ATRIPALDA – L’IRA DEL SABATO
Quel fiume, che da sempre attraversa l’abitato del Paese e sul quale due ponti vicini ne congiungono la parte storica e quella più nuova, ha condiviso la vita di noi Atripaldesi, quasi come un nostro concittadino chiamato Sabato.
Ricordo e rivedo tante donne che in un lontano passato (come sarebbe oggi inconcepibile) solevano lavare in ginocchio e senza vergogna, i panni lungo la riva, nell’acqua che scorreva limpida nel letto del fiume.
A volte, dopo qualche temporale, il Sabato dava anche spettacolo con la cosiddetta “piena”, che solo per breve tempo sollevava moderatamente il livello della corrente.
Ma non fu così quel giorno, allorché, per l’ira di un dio, il fiume quasi all’improvviso si gonfiò tanto da esondare, riempiendo di molta acqua tutta la piazza Umberto I e le principali strade vicine.
Ne furono invasi i piani terranei, adibiti quasi tutti a modesti esercizi pubblici. La povera merce venne ricoperta di acqua fangosa che la rese inservibile.

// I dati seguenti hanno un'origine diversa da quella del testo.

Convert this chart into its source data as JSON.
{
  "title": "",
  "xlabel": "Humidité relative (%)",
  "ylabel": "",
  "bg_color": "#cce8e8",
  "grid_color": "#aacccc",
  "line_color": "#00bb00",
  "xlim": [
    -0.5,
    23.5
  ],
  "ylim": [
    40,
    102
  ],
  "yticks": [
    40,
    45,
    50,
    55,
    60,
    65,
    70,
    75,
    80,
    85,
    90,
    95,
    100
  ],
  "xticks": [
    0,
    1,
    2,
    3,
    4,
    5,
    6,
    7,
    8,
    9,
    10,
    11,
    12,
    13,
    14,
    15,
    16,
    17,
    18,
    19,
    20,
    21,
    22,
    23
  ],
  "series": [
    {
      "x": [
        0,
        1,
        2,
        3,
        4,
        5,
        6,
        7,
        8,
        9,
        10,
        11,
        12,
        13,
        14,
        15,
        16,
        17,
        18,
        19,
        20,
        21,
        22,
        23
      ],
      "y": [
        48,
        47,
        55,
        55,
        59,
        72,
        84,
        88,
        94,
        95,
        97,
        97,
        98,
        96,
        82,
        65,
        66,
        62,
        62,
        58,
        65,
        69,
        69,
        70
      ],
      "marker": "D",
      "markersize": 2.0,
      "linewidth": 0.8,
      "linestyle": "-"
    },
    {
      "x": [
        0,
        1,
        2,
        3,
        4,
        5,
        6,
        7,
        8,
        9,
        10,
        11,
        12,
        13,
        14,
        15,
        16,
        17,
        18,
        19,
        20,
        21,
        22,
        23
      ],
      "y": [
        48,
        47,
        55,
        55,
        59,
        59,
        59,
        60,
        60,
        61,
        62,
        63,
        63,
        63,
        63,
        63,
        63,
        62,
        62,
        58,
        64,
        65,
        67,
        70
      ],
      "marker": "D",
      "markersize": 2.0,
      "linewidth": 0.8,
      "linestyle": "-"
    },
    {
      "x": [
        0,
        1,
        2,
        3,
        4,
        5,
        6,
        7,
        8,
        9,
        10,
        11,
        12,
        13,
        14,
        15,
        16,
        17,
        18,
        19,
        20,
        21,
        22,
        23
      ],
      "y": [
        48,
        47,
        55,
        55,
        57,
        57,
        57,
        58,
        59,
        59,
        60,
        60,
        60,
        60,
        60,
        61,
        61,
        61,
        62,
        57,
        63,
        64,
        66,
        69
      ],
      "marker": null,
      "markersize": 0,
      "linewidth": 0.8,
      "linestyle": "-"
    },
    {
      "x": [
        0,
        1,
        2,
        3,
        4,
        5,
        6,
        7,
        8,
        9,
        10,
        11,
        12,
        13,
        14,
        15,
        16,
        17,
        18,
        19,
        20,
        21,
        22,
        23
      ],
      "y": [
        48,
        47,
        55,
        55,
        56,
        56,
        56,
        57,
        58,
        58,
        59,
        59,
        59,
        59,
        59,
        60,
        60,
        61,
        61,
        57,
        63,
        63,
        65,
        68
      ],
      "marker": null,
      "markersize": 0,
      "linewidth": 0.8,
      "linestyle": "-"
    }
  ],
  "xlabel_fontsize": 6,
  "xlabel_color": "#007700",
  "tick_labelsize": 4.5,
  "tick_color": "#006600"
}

Vidi gli esercenti faticare a lungo, nei giorni successivi, nel tentativo di recuperare qualcosa, aiutati spontaneamente da compaesani.
Non udii lamenti come di solito sollevati per sollecitare indennizzi; vi era all’epoca silenziosa rassegnazione e bella dignità.
Per evitare il ripetersi di siffatta calamità, in tempi successivi, con lavori pubblici di notevole entità, il letto del fiume, nel tratto di attraversamento urbano, venne, mediante escavazioni, adeguatamente approfondito.
Ci chiedemmo perché il nostro Sabato avesse avuto quel momentaneo scatto d’ira così dannoso per la nostra comunità.
Riportammo soltanto un maggior “timore reverenziale” verso quel compaesano naturale, che abbiamo continuato ad amare nonostante il sopravvenuto inquinamento che, purtroppo, inevitabilmente lo tormenta.